Das kommt auf die eine Verordnung. Und jetzt ganz wichtig! Das Sitzkissen muss auf eine zweite Verordnung. Das war
das Problem mit dem Mann, von dem ich eben erzählte. Als ich sagte, dass er drei Verordnungen braucht, muss schon
wieder was bei seinem Neuro schiefgegangen sein. Er hatte das Sitzkissen den Rücken und den Rolli auf einer
Verordnung. Das ist jetzt der Stand. Also heißt es zurück zum Neuro und drei neue Verordnungen geben lassen.
Drei? Rücken?
Der Mann hat schon etwas größere Probs mit der Rumpfstabi. Da ist z.B. ein fester Jay-Rücken eine gute Hilfe, ohne dass
man gleich komplett entlastet wird, wie bei einem Pflegerollstuhl.

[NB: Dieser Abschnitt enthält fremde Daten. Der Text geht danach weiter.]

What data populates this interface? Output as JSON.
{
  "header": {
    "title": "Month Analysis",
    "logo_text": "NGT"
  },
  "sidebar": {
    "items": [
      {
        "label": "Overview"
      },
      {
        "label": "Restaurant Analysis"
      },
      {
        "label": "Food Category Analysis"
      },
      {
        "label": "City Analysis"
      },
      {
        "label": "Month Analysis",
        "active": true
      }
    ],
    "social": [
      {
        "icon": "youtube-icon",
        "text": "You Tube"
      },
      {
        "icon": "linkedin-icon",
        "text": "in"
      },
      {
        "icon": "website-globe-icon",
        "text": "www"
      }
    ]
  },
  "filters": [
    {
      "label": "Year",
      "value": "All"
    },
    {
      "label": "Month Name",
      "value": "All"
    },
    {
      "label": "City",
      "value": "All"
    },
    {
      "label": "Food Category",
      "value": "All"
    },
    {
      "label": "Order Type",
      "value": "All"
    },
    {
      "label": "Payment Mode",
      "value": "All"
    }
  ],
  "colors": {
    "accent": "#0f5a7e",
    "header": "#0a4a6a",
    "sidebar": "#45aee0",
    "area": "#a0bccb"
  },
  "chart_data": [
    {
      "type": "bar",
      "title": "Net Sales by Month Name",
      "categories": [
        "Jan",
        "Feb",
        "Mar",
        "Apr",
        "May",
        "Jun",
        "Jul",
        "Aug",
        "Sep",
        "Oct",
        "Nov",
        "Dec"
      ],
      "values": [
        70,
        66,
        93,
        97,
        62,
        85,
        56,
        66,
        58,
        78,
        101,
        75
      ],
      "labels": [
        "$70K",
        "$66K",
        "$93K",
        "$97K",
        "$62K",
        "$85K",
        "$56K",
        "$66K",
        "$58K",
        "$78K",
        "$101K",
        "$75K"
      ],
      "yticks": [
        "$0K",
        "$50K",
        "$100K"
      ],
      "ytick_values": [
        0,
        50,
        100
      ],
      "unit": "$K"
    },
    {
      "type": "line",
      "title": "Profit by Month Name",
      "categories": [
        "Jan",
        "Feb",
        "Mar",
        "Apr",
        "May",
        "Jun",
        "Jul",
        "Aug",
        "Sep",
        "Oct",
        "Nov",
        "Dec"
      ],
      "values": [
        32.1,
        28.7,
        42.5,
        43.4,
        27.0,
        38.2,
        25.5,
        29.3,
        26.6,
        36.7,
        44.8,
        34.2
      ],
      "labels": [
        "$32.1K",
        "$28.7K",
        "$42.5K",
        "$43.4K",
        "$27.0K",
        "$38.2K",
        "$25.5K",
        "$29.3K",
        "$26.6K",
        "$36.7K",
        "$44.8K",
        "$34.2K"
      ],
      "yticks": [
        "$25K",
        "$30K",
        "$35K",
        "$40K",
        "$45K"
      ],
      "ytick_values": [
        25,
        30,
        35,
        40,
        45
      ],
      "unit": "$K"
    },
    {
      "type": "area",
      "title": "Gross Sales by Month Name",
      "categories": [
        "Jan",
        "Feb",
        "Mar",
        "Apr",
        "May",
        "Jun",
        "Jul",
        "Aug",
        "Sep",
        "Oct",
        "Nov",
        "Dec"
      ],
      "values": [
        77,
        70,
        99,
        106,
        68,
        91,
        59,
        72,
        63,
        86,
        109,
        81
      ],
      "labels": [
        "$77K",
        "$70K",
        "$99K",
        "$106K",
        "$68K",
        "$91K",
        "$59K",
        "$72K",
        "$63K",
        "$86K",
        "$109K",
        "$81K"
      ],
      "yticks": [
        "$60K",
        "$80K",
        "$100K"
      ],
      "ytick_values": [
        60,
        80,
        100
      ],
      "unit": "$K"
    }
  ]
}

Pflegerolli? Jetzt wird´s aber komisch hier, Spezi! Gleich kommst du noch mit ‘nem E-Rolli um die Ecke.
Außer Almuth finden wir das alle lustig. Die Atmosphäre ist entspannt und Denise ist fast wieder die Alte.
Ach ja, auf der Verordnung muss stehen:
»Ein Antidekubitus-Sitzkissen«
Und ihr werdet es nicht glauben, die wussten in seiner Neuro-Praxis nicht, was das ist.
Ich auch nicht! Aber ich bin ja auch kein Neurologe.